A support bot with vector-search retrieval returned the top-50 chunks per query (default `k=50`) and stuffed all of them into the prompt. By turn 3 of any conversation the context exceeded 180K tokens and the model started ignoring the user's actual question.
What happened
Support bot built on a popular RAG framework. Default retrieval config:
retriever = vector_store.as_retriever(search_kwargs={"k": 50})

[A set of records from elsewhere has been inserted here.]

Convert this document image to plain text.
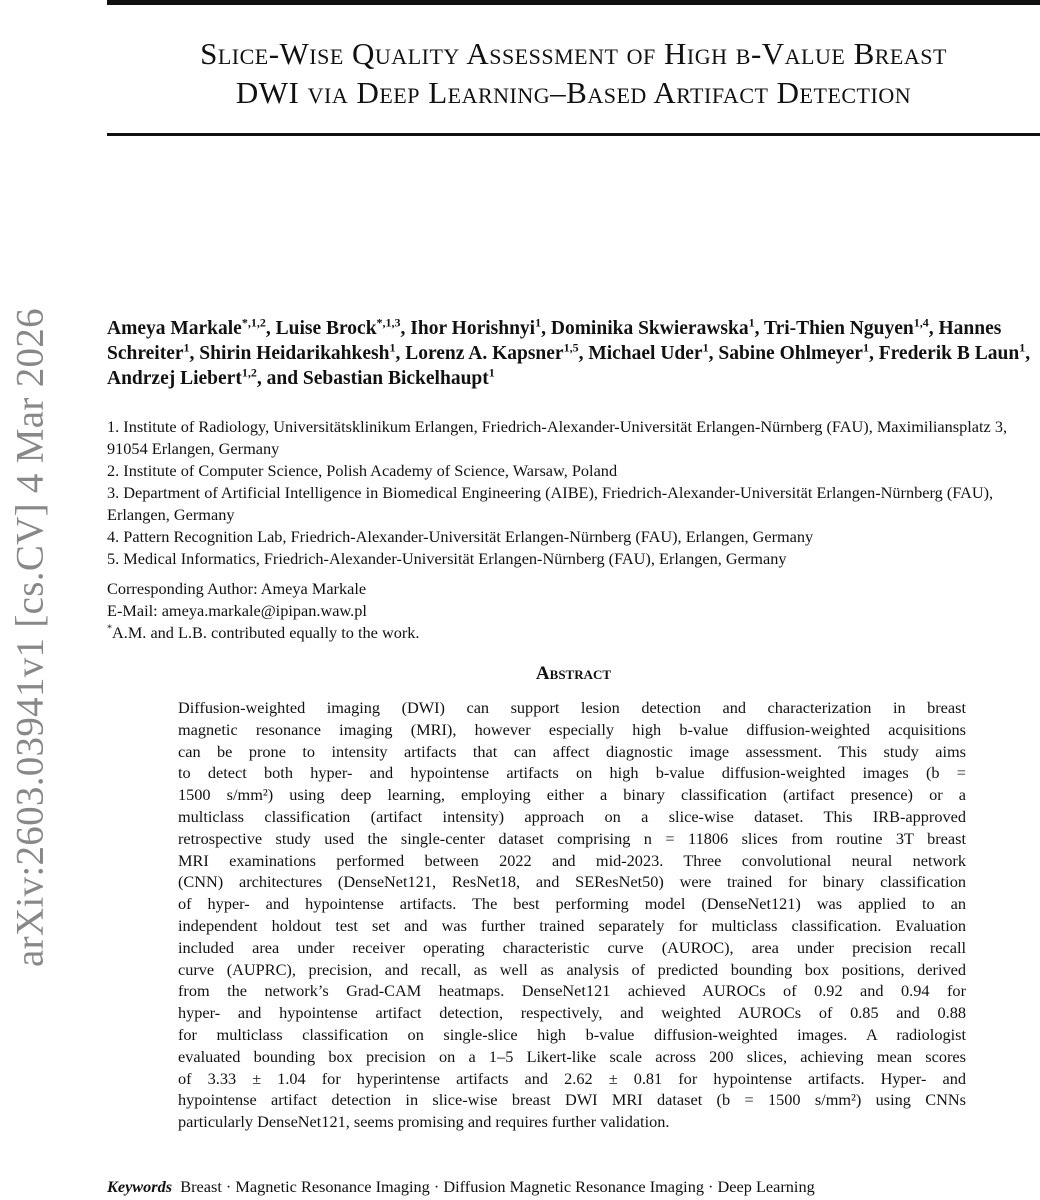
Slice-Wise Quality Assessment of High b-Value Breast
DWI via Deep Learning–Based Artifact Detection
arXiv:2603.03941v1 [cs.CV] 4 Mar 2026	Ameya Markale$^{*,1,2}$, Luise Brock$^{*,1,3}$, Ihor Horishnyi$^1$, Dominika Skwierawska$^1$, Tri-Thien Nguyen$^{1,4}$, Hannes Schreiter$^1$, Shirin Heidarikahkesh$^1$, Lorenz A. Kapsner$^{1,5}$, Michael Uder$^1$, Sabine Ohlmeyer$^1$, Frederik B Laun$^1$, Andrzej Liebert$^{1,2}$, and Sebastian Bickelhaupt$^1$
1. Institute of Radiology, Universitätsklinikum Erlangen, Friedrich-Alexander-Universität Erlangen-Nürnberg (FAU), Maximiliansplatz 3, 91054 Erlangen, Germany
2. Institute of Computer Science, Polish Academy of Science, Warsaw, Poland
3. Department of Artificial Intelligence in Biomedical Engineering (AIBE), Friedrich-Alexander-Universität Erlangen-Nürnberg (FAU), Erlangen, Germany
4. Pattern Recognition Lab, Friedrich-Alexander-Universität Erlangen-Nürnberg (FAU), Erlangen, Germany
5. Medical Informatics, Friedrich-Alexander-Universität Erlangen-Nürnberg (FAU), Erlangen, Germany
Corresponding Author: Ameya Markale
E-Mail: ameya.markale@ipipan.waw.pl
*A.M. and L.B. contributed equally to the work.
Abstract
Diffusion-weighted imaging (DWI) can support lesion detection and characterization in breast
magnetic resonance imaging (MRI), however especially high b-value diffusion-weighted acquisitions
can be prone to intensity artifacts that can affect diagnostic image assessment. This study aims
to detect both hyper- and hypointense artifacts on high b-value diffusion-weighted images (b =
1500 s/mm²) using deep learning, employing either a binary classification (artifact presence) or a
multiclass classification (artifact intensity) approach on a slice-wise dataset. This IRB-approved
retrospective study used the single-center dataset comprising n = 11806 slices from routine 3T breast
MRI examinations performed between 2022 and mid-2023. Three convolutional neural network
(CNN) architectures (DenseNet121, ResNet18, and SEResNet50) were trained for binary classification
of hyper- and hypointense artifacts. The best performing model (DenseNet121) was applied to an
independent holdout test set and was further trained separately for multiclass classification. Evaluation
included area under receiver operating characteristic curve (AUROC), area under precision recall
curve (AUPRC), precision, and recall, as well as analysis of predicted bounding box positions, derived
from the network’s Grad-CAM heatmaps. DenseNet121 achieved AUROCs of 0.92 and 0.94 for
hyper- and hypointense artifact detection, respectively, and weighted AUROCs of 0.85 and 0.88
for multiclass classification on single-slice high b-value diffusion-weighted images. A radiologist
evaluated bounding box precision on a 1–5 Likert-like scale across 200 slices, achieving mean scores
of 3.33 ± 1.04 for hyperintense artifacts and 2.62 ± 0.81 for hypointense artifacts. Hyper- and
hypointense artifact detection in slice-wise breast DWI MRI dataset (b = 1500 s/mm²) using CNNs
particularly DenseNet121, seems promising and requires further validation.
Keywords Breast · Magnetic Resonance Imaging · Diffusion Magnetic Resonance Imaging · Deep Learning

Every user message triggered retrieval. All 50 chunks (avg 800 tokens each = 40K tokens) were concatenated into the system prompt and re-sent every turn.
By turn 3:
- Turn 1 chunks: 40K tokens
- Turn 2 chunks: 40K tokens
- Turn 3 chunks: 40K tokens
- System prompt + few-shot: 8K tokens
- Conversation history: 4K tokens
- Total input: 132K tokens per turn, just for context
By turn 5 the model was at 195K tokens and either hit the context limit (200K) or the cost-per-message exceeded the entire support contract.
Diagnosis
Three failures stacked:
1. k=50 is way too high. The default in most RAG examples is 4. 50 was set by a junior engineer who confused "chunks" with "documents."
2. No deduplication across turns. Every turn re-retrieved and re-stuffed, even when the same chunks came back.
3. No relevance threshold. The retriever returned the top 50 by cosine similarity even when the 30th result was 0.41 (effectively unrelated).
The fix
- retriever = vector_store.as_retriever(search_kwargs={"k": 50})
+ retriever = vector_store.as_retriever(
+ search_type="similarity_score_threshold",
+ search_kwargs={"k": 6, "score_threshold": 0.65},
+ )
Plus a context manager that tracks chunks already shown in the conversation:
def get_relevant_context(query, conversation_id):
chunks = retriever.get_relevant_documents(query)
seen = SEEN_CHUNKS.get(conversation_id, set())
new = [c for c in chunks if c.metadata["chunk_id"] not in seen]
SEEN_CHUNKS[conversation_id] = seen | {c.metadata["chunk_id"] for c in chunks[:6]}
return new[:6]
After fix: average context dropped from 132K to 14K tokens. Cost per conversation dropped 9×. Answer quality went up because the model wasn't being asked to find the needle in 40K tokens of haystack.
Takeaway
k is the most consequential RAG hyperparameter and the one most often left at a copy-pasted default. Audit it. And remember: more context isn't always better — at some scale, models start "lost in the middle" and ignore relevant chunks anyway.